Tate’s 1992 anthology Flyboy in the Buttermilk: Essays on Contemporary America was a treasure, yet got weirdly lost in the shuffle — soon out of print, impossible to find. (If you had a copy, loaning it out was dangerous, because not only did you suspect it’d get stolen, you wouldn’t blame anyone for trying.) The 2016 sequel Flyboy 2 was equally essential, with tributes to legends like Richard Pryor, Gil Scott-Heron, Michael Jackson, Chuck Berry, and more. But it still just skims the surface of how much great work he left behind him, because he was always speeding into the future.

David Bowie was a huge Tate fan — given Bowie’s musical obsessions and wide reading, it would have been weird if he hadn’t been into Tate. When the Thin White Duke died in 2016, Tate wrote the most passionate of tributes, “The Brother From Another Planet,” declaring, “David Bowie ranks as high in our electric church’s Afro-futurist pantheon of demiurges as Jimi Hendrix, George Clinton, and Miles Davis. That’s for his outrageous aristocratic style, not-just-skin-deep soul, badass brinksmanship, and all-around Alter-Negrocity. Not to mention the Starman’s own sui generis take on The Funk. Bowie remains that rarity — a white rock artist whose appropriations of black kulcha never felt like a rip-off but more like a sharing of radical and bumptious ideations between like-minded freaks.”

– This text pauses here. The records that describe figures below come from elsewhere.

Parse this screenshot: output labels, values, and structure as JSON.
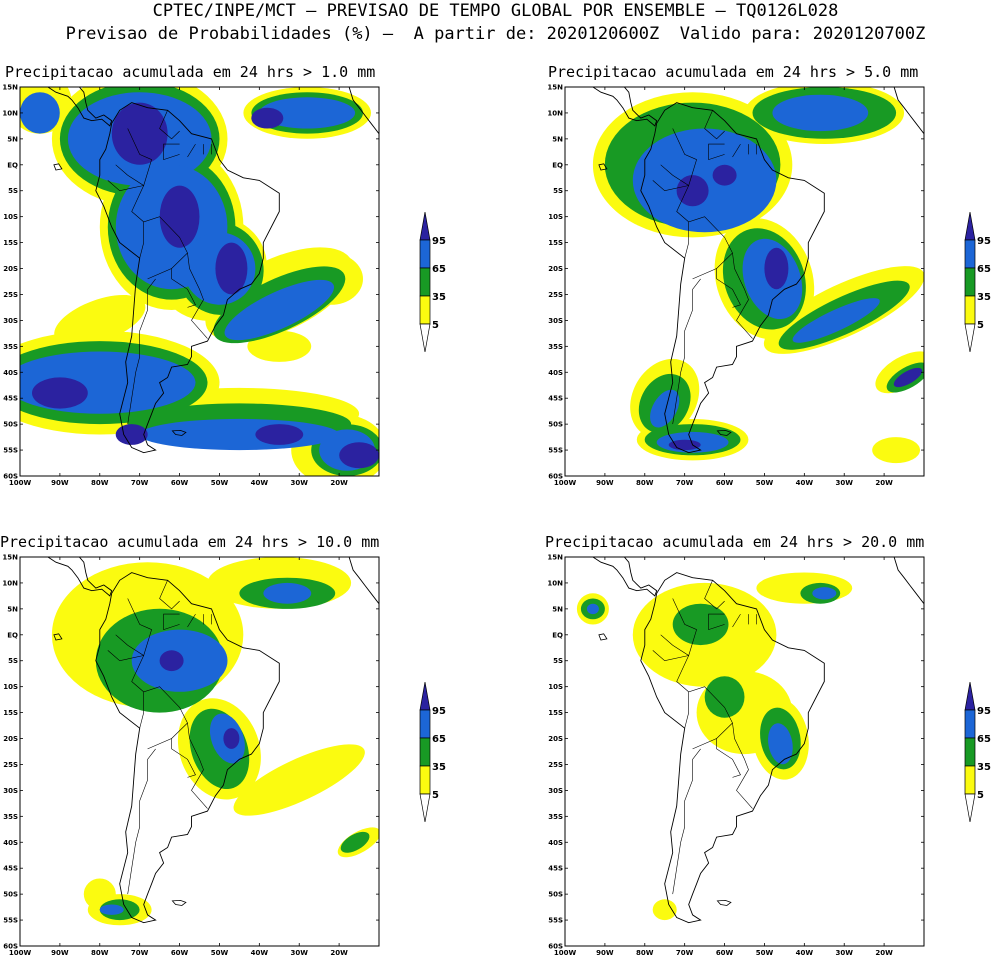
{
  "header": {
    "line1": "CPTEC/INPE/MCT – PREVISAO DE TEMPO GLOBAL POR ENSEMBLE – TQ0126L028",
    "line2": "Previsao de Probabilidades (%) –  A partir de: 2020120600Z  Valido para: 2020120700Z"
  },
  "panels": [
    {
      "title": "Precipitacao acumulada em 24 hrs > 1.0 mm"
    },
    {
      "title": "Precipitacao acumulada em 24 hrs > 5.0 mm"
    },
    {
      "title": "Precipitacao acumulada em 24 hrs > 10.0 mm"
    },
    {
      "title": "Precipitacao acumulada em 24 hrs > 20.0 mm"
    }
  ],
  "axes": {
    "lat_labels": [
      "15N",
      "10N",
      "5N",
      "EQ",
      "5S",
      "10S",
      "15S",
      "20S",
      "25S",
      "30S",
      "35S",
      "40S",
      "45S",
      "50S",
      "55S",
      "60S"
    ],
    "lon_labels": [
      "100W",
      "90W",
      "80W",
      "70W",
      "60W",
      "50W",
      "40W",
      "30W",
      "20W"
    ]
  },
  "legend": {
    "labels": [
      "95",
      "65",
      "35",
      "5"
    ],
    "colors": {
      "c95": "#2b22a0",
      "c65": "#1c66d6",
      "c35": "#189a24",
      "c5": "#fbfb10",
      "coast": "#000000"
    }
  }
}
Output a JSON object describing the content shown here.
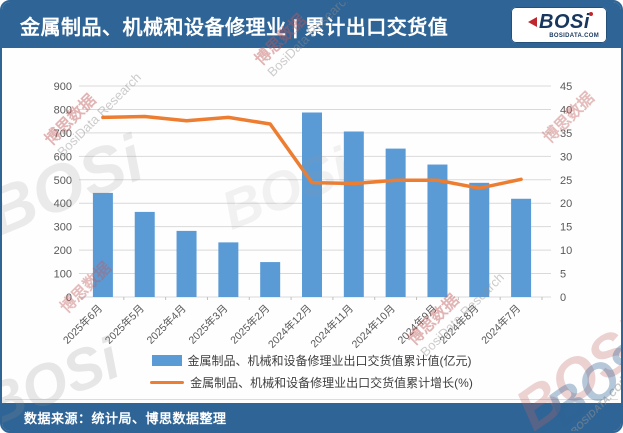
{
  "header": {
    "title": "金属制品、机械和设备修理业 | 累计出口交货值",
    "logo": {
      "text": "BOSi",
      "domain": "BOSIDATA.COM"
    }
  },
  "watermark": {
    "cn": "博思数据",
    "en": "BosiData Research",
    "logo": "BOSi",
    "domain": "BOSIDATA.COM"
  },
  "chart_data": {
    "type": "bar",
    "categories": [
      "2025年6月",
      "2025年5月",
      "2025年4月",
      "2025年3月",
      "2025年2月",
      "2024年12月",
      "2024年11月",
      "2024年10月",
      "2024年9月",
      "2024年8月",
      "2024年7月"
    ],
    "series": [
      {
        "name": "金属制品、机械和设备修理业出口交货值累计值(亿元)",
        "type": "bar",
        "yaxis": "left",
        "color": "#5B9BD5",
        "values": [
          444,
          363,
          282,
          233,
          149,
          787,
          706,
          633,
          565,
          487,
          419
        ]
      },
      {
        "name": "金属制品、机械和设备修理业出口交货值累计增长(%)",
        "type": "line",
        "yaxis": "right",
        "color": "#ED7D31",
        "values": [
          38.3,
          38.5,
          37.6,
          38.3,
          36.9,
          24.4,
          24.2,
          24.9,
          24.9,
          23.2,
          25.1
        ]
      }
    ],
    "left_axis": {
      "min": 0,
      "max": 900,
      "step": 100
    },
    "right_axis": {
      "min": 0,
      "max": 45,
      "step": 5
    },
    "grid": true,
    "legend_position": "bottom"
  },
  "footer": {
    "source": "数据来源：统计局、博思数据整理"
  },
  "colors": {
    "frame_blue": "#2F6496",
    "bar_blue": "#5B9BD5",
    "line_orange": "#ED7D31",
    "gridline": "#D9D9D9",
    "axis_text": "#595959"
  }
}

One of the most beautiful things Tate ever wrote: an elegy he wrote in 1991, for the Village Voice’s “Pazz & Jop” survey of the year’s music, mourning what he saw as the closing of the Eighties’ wide-open hip-hop dreamscape. As he wrote, “I was not listening for affirmation as a Black Man this year — that hip-hop blanket is as blood-spattered as Jackie O’s dress. What I wanted was to be haunted by other people’s sonic dream states — the kind of intimacy I desire less and less from needy flesh and blood creations. But I also wanted those dream states to be as loud and proud as hardcore hip-hop and just as plugged into the heat-death of the universe.”

That led him to the noise-guitar raptures of Nirvana or My Bloody Valentine, or into the spacey R&B of Seal. “My heroes weren’t about blowing up in ’91, but turning in to da inner sound, providing something for the inner man, and more importantly, the inner woman.” He followed that sound wherever he heard it. “Seal is a warrior for the heart, Kurt Cobain is a warrior for the heart, the Family Stand and Jane’s Addiction are warriors for the heart, meaning they make music that proves you can still go out and kick a little ass with a gaping, bloody wound in your aorta.”

Greg Tate was a warrior for the heart. That’s why he was idolized by those who read him, listened to him, learned from him. He always tuned in to those dream states, and followed them as they skipped through history. What a voice. What a mind. And what a loss. Thanks for your life, Greg Tate.